I have some spare Merbau left over from  a previous project that I am thinking of using to make a screen ( in replace of a gate that has fallen down ). I no longer need a gate, as the side of the house it's on has lost it's access to the backyard with the creation a deck. 
Now, The span between the fence and the my house is 2200. I have two very tall stumps left over from my deck that I was going to simply concrete into the ground ( one next the fence and the other next to the house) and screw on the decking horizontal.  
Just wondering how far Merbau with span without needing a middle post? 
Cheers

----------


## journeyman Mick

> ............Just wondering how far Merbau with span without needing a middle post?...........

  
Depends on its dimensions and orientation.

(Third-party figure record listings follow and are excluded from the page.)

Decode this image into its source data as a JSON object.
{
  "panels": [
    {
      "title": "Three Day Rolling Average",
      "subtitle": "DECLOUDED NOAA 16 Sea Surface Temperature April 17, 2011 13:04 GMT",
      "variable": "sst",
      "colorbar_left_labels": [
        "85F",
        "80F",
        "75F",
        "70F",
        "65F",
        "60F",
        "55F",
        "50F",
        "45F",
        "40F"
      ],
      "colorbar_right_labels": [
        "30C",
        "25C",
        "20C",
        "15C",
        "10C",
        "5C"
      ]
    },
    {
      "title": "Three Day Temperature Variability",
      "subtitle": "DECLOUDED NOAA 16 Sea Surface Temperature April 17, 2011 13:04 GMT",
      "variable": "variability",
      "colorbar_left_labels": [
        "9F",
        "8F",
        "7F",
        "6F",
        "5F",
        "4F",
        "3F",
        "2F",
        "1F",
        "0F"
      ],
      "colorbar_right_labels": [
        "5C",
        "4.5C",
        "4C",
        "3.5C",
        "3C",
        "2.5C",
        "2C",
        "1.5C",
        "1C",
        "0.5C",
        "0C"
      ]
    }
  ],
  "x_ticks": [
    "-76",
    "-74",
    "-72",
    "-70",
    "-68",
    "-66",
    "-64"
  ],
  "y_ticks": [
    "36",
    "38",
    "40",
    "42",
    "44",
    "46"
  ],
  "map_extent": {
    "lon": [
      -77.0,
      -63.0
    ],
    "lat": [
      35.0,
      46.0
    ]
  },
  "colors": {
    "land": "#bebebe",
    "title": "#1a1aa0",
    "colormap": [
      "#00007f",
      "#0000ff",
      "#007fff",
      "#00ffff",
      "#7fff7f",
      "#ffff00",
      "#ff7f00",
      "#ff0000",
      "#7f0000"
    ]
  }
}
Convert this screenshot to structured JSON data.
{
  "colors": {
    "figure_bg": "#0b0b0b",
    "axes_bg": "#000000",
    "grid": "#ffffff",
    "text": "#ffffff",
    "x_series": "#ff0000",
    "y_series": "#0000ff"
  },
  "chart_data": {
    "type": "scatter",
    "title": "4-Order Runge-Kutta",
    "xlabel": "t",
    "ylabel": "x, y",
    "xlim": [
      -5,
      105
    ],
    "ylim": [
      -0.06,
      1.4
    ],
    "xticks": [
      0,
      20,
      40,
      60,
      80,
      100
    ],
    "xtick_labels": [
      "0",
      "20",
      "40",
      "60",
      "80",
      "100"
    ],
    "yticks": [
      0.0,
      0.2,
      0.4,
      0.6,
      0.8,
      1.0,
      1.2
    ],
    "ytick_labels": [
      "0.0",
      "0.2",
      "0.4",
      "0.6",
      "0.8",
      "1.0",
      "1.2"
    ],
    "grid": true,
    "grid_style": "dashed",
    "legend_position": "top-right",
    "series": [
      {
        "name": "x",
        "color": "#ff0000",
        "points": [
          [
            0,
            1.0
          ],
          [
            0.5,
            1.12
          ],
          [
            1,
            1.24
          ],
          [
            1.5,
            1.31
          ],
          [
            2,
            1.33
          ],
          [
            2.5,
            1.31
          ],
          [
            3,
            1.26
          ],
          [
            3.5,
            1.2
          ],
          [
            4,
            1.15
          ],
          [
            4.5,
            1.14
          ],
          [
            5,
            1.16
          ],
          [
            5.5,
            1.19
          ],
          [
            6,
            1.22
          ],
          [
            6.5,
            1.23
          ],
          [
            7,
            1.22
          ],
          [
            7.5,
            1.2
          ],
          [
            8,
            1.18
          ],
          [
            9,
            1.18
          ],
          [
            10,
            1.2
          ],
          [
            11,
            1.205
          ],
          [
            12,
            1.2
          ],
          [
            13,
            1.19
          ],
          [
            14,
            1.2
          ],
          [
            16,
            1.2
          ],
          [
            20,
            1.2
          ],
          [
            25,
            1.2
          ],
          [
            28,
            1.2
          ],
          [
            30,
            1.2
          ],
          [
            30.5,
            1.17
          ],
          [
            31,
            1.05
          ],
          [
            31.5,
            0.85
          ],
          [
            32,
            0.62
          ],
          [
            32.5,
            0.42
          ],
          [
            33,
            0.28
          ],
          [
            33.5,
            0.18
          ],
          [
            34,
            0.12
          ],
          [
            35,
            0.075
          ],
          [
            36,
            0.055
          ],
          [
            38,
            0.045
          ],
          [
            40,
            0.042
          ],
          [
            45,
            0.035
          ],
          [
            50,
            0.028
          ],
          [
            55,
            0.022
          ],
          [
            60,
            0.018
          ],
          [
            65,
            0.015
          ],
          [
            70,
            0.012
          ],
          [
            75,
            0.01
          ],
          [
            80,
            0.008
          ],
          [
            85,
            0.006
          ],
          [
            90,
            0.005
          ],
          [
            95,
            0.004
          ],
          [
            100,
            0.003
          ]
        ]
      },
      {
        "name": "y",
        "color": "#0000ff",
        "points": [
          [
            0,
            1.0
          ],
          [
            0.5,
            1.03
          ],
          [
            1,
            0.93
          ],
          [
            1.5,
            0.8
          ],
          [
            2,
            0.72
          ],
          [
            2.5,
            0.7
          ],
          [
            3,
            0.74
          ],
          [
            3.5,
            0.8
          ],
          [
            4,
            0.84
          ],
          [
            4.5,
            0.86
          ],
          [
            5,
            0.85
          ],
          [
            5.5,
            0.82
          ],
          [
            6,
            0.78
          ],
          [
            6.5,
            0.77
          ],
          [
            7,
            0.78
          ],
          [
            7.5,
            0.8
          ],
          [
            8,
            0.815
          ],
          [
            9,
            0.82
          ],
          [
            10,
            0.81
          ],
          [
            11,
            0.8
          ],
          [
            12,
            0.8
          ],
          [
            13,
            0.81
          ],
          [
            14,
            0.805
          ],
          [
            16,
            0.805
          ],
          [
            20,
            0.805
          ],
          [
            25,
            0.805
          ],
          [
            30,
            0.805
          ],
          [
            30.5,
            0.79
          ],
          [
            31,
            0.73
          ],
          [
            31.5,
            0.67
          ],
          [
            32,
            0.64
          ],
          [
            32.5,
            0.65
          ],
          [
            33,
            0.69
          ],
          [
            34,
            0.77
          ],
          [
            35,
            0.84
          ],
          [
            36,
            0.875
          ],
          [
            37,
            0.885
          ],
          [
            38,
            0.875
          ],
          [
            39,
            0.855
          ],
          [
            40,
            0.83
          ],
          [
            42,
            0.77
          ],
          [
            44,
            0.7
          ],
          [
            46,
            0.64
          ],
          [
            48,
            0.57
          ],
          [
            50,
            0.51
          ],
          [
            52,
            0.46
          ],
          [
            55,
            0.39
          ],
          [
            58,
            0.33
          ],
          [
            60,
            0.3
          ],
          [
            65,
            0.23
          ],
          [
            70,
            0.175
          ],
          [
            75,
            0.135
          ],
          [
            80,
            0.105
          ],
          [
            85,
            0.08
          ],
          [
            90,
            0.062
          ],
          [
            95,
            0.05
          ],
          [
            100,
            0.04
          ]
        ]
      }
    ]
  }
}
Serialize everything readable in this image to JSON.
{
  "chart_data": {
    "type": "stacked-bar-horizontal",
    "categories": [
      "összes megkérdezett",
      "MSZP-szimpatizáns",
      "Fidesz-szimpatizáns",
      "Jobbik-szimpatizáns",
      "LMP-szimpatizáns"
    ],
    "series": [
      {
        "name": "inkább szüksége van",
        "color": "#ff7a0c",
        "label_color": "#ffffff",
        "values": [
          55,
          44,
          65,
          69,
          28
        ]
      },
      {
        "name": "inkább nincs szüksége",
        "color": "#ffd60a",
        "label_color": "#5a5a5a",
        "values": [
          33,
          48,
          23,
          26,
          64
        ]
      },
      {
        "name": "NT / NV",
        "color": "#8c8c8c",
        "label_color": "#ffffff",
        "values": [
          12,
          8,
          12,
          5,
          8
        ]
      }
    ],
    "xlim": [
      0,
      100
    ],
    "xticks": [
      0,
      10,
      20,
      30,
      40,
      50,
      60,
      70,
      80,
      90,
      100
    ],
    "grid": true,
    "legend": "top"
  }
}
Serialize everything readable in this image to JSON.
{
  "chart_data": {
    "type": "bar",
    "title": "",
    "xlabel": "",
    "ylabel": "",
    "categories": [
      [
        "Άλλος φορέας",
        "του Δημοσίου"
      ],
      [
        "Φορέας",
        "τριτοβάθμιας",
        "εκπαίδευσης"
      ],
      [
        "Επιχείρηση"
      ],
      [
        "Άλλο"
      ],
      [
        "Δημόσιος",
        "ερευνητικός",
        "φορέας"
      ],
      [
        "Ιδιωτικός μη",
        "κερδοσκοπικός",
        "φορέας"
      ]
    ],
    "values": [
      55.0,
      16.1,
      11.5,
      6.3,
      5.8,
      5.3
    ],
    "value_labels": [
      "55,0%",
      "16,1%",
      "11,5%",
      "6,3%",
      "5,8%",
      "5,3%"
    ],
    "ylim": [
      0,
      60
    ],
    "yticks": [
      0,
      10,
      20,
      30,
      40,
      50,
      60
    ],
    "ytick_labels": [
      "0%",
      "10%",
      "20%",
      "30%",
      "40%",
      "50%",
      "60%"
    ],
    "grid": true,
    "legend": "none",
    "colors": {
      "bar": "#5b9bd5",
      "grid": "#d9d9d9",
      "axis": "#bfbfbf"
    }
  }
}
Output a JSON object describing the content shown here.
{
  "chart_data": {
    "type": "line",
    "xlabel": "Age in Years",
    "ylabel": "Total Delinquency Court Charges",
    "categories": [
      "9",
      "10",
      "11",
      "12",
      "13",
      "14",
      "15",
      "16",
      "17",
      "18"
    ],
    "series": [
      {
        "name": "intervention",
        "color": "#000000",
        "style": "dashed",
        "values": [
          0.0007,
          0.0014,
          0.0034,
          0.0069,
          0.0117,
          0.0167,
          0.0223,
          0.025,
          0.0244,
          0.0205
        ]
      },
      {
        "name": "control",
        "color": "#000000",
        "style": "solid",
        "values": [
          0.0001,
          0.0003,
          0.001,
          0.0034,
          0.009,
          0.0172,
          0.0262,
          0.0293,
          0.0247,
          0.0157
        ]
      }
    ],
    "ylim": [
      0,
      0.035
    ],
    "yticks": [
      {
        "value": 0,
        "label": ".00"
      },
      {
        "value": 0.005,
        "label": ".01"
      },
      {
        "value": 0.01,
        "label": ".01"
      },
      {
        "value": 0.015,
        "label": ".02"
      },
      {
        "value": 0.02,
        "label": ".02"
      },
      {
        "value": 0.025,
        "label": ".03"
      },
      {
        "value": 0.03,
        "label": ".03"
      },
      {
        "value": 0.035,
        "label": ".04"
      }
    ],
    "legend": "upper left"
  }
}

Obviously a 100 x 50 on edge will span a lot further than a 140 x 12 on the flat. :Rolleyes:  
Mick

----------


## Bloss

Merbau decking of 90x19 or 140x19 or whatever size you have will not span 2200mm without sagging a little at least. One centre support should be sufficient and it can be quite narrow if you want a cleaner look. You could use a piece of steel RHS of say 19x19mm or length of treated pine or you could use another piece of the merbau if that's what you have. 
Probably does not need to be a post into the ground - just running between top of top rail and bottom of bottom rail and screwed from either side (from support into rails if you want no fixings visible from the front or vice versa). If likely to be knocked, run into or can't be fixed solidly at the ends then a post set into a hole is the go - just 300mm or so deep - wide enough to have 50mm or so of concrete around the support (use quick set). No reason why you shouldn't construct with no centre support and see how much is the drop then add the support later (not too much later - the sag will not pull out if left too long).

----------


## bpj1968

or you could bolt a new bboard to eth sid eof your house and/or fence and use the stumps as posts in the middle. 
2200 is to far to span.  If two boards sag / twist / bow in different dierections it will be very noticeable.

----------